It takes 2 to make the bribe go right

GlobalPost
The World

When the nation's chief corruption watchdog is forced to step down and even Supreme Court judges face allegations of corruption — and compound the problem by resisting calls to open their assets to public scrutiny, it's easy to miss the forest for the trees.

Yes, Open magazine is right to demand that the Supreme Court stop indulging a double-standard when it comes to probity — going hammer and tongs after Central Vigilance Commissioner PJ Thomas while fighting tooth and nail against measures to make the court itself more transparent. But it doesn't stop with the court. 

The 2G spectrum scam has brought some mild criticism down on the corporate bigwigs accused of bribing the telecom minister to (allegedly) allocate licenses improperly.
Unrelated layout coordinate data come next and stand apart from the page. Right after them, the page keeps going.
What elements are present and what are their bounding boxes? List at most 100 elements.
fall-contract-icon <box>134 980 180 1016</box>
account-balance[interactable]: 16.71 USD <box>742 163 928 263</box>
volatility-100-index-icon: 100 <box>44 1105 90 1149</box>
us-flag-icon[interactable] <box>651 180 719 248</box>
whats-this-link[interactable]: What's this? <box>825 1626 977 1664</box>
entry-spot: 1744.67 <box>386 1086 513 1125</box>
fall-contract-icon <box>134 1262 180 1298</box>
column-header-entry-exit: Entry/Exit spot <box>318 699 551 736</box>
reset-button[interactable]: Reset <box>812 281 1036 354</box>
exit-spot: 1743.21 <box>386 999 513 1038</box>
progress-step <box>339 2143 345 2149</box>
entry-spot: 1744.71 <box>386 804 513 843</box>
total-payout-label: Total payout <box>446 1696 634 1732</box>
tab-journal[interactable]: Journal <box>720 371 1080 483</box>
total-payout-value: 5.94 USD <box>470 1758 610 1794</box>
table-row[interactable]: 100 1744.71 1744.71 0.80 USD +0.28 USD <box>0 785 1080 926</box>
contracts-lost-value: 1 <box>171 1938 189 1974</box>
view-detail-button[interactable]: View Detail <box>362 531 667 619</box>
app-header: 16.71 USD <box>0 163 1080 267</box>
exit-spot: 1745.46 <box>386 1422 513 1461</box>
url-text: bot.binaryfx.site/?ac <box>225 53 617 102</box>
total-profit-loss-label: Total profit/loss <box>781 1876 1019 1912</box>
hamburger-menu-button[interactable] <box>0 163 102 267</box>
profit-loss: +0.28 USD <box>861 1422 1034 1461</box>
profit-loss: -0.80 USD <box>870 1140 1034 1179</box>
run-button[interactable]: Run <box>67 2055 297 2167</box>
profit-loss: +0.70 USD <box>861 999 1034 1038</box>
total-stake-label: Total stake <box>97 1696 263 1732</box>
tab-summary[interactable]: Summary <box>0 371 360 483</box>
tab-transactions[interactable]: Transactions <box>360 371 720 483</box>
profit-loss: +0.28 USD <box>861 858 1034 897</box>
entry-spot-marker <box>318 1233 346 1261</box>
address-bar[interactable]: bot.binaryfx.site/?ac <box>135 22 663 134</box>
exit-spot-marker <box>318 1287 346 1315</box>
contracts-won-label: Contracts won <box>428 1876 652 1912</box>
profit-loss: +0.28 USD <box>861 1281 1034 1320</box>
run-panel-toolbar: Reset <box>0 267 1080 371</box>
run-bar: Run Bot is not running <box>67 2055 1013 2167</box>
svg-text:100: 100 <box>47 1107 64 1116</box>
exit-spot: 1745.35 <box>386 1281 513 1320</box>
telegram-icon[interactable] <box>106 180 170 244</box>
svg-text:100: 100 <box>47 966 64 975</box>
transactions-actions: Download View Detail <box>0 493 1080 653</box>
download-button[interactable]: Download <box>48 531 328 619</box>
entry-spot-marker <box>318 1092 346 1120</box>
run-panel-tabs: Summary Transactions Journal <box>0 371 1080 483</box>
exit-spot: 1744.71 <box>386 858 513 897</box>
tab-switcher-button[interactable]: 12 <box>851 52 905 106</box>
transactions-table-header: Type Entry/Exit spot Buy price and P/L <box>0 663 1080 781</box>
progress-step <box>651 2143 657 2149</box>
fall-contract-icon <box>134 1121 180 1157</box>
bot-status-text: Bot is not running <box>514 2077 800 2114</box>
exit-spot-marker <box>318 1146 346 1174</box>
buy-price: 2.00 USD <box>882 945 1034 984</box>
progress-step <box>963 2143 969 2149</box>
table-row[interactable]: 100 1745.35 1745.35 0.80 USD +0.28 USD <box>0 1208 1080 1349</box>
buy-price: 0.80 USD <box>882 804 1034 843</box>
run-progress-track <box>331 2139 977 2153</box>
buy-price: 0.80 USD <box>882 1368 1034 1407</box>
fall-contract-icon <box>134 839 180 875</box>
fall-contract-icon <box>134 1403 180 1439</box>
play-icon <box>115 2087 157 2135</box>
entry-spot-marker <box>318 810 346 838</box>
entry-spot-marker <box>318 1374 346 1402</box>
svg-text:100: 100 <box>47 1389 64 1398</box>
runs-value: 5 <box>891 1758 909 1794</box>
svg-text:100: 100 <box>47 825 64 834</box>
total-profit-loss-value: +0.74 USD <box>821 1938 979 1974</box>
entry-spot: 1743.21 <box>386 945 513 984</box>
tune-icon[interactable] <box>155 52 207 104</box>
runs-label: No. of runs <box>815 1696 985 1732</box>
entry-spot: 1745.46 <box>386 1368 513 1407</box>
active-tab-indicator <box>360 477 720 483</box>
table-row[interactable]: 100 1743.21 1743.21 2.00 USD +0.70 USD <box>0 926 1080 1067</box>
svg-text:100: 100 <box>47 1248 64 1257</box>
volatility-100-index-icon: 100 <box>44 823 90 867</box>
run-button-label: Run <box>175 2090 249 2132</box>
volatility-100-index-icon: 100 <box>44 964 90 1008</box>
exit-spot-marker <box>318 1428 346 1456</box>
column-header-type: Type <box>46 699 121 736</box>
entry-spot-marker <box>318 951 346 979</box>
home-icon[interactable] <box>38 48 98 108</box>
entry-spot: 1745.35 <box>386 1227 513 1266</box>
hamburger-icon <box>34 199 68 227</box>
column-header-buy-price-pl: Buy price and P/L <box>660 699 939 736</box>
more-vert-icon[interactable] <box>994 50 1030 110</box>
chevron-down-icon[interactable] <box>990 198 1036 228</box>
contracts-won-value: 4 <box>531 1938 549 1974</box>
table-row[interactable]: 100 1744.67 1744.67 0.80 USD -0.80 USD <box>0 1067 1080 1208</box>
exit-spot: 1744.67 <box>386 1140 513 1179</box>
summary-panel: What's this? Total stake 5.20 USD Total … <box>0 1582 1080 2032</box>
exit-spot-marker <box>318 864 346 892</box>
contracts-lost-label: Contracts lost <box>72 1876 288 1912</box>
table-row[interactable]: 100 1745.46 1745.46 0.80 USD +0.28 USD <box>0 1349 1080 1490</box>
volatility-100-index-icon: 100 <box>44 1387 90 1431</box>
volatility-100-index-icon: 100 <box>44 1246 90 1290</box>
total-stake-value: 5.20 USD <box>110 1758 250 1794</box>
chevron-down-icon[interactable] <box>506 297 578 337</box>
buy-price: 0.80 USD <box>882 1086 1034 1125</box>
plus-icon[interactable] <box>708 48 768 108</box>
But the brief finger wagging was only an interlude in the cheering of the "entrepreneurs" who are in the driver's seat for India's growth story. And while politicians like A. Raja (the former telecom minister) inspire vituperative disgust, show me a pompous windbag brimming with criticism for an Indian politician, and I'll show you a guy who uses his own money and influence to jump the queue whenever and wherever he can.

Full disclosure: It's contagious, and seems unavoidable. I tried to get a driving license the legal way (after several years driving with a foreign license….). I waited in line for 5 hours. Then I caved. When I went for the SECOND TRIP (5 hours was not enough), I first joined an "automobile association" whose principal role, as far as I can tell, is to grease the wheels at the licensing bureau.  It still took way longer than necessary, by the way, and my first license had a picture of an Indian dude on it, and the young guys who run the computers at the licensing bureau were actually spurred into faster action by the humor of the situation than by the "fixer."

But after that long digression…How can society seriously expect its leaders to be clean if regular folks are so ready to cheat the system? 

A few months ago some leading Indians wrote an open letter to the government calling for an end to graft, for instance. All of them have impeccable reputations, so far be it for me to suggest that they have bribed anybody in the past or the organizations that they represent have benefited from "arrangements" to get building approvals etc. But I could not help but think there was a far more powerful tool at their disposal than an open letter:

Even if none of them has ever paid a bribe before, they could have publicly banded together and pledged that neither they themselves or any organization where they held a leadership role would pay a bribe, even at the lowest level. And they might have challenged other powerful individuals and corporations to do the same. Because, you see, it's not only the politicians, judges and bureaucrats who are corrupt. It's you and me and everybody else.

It takes two to make the bribe go right.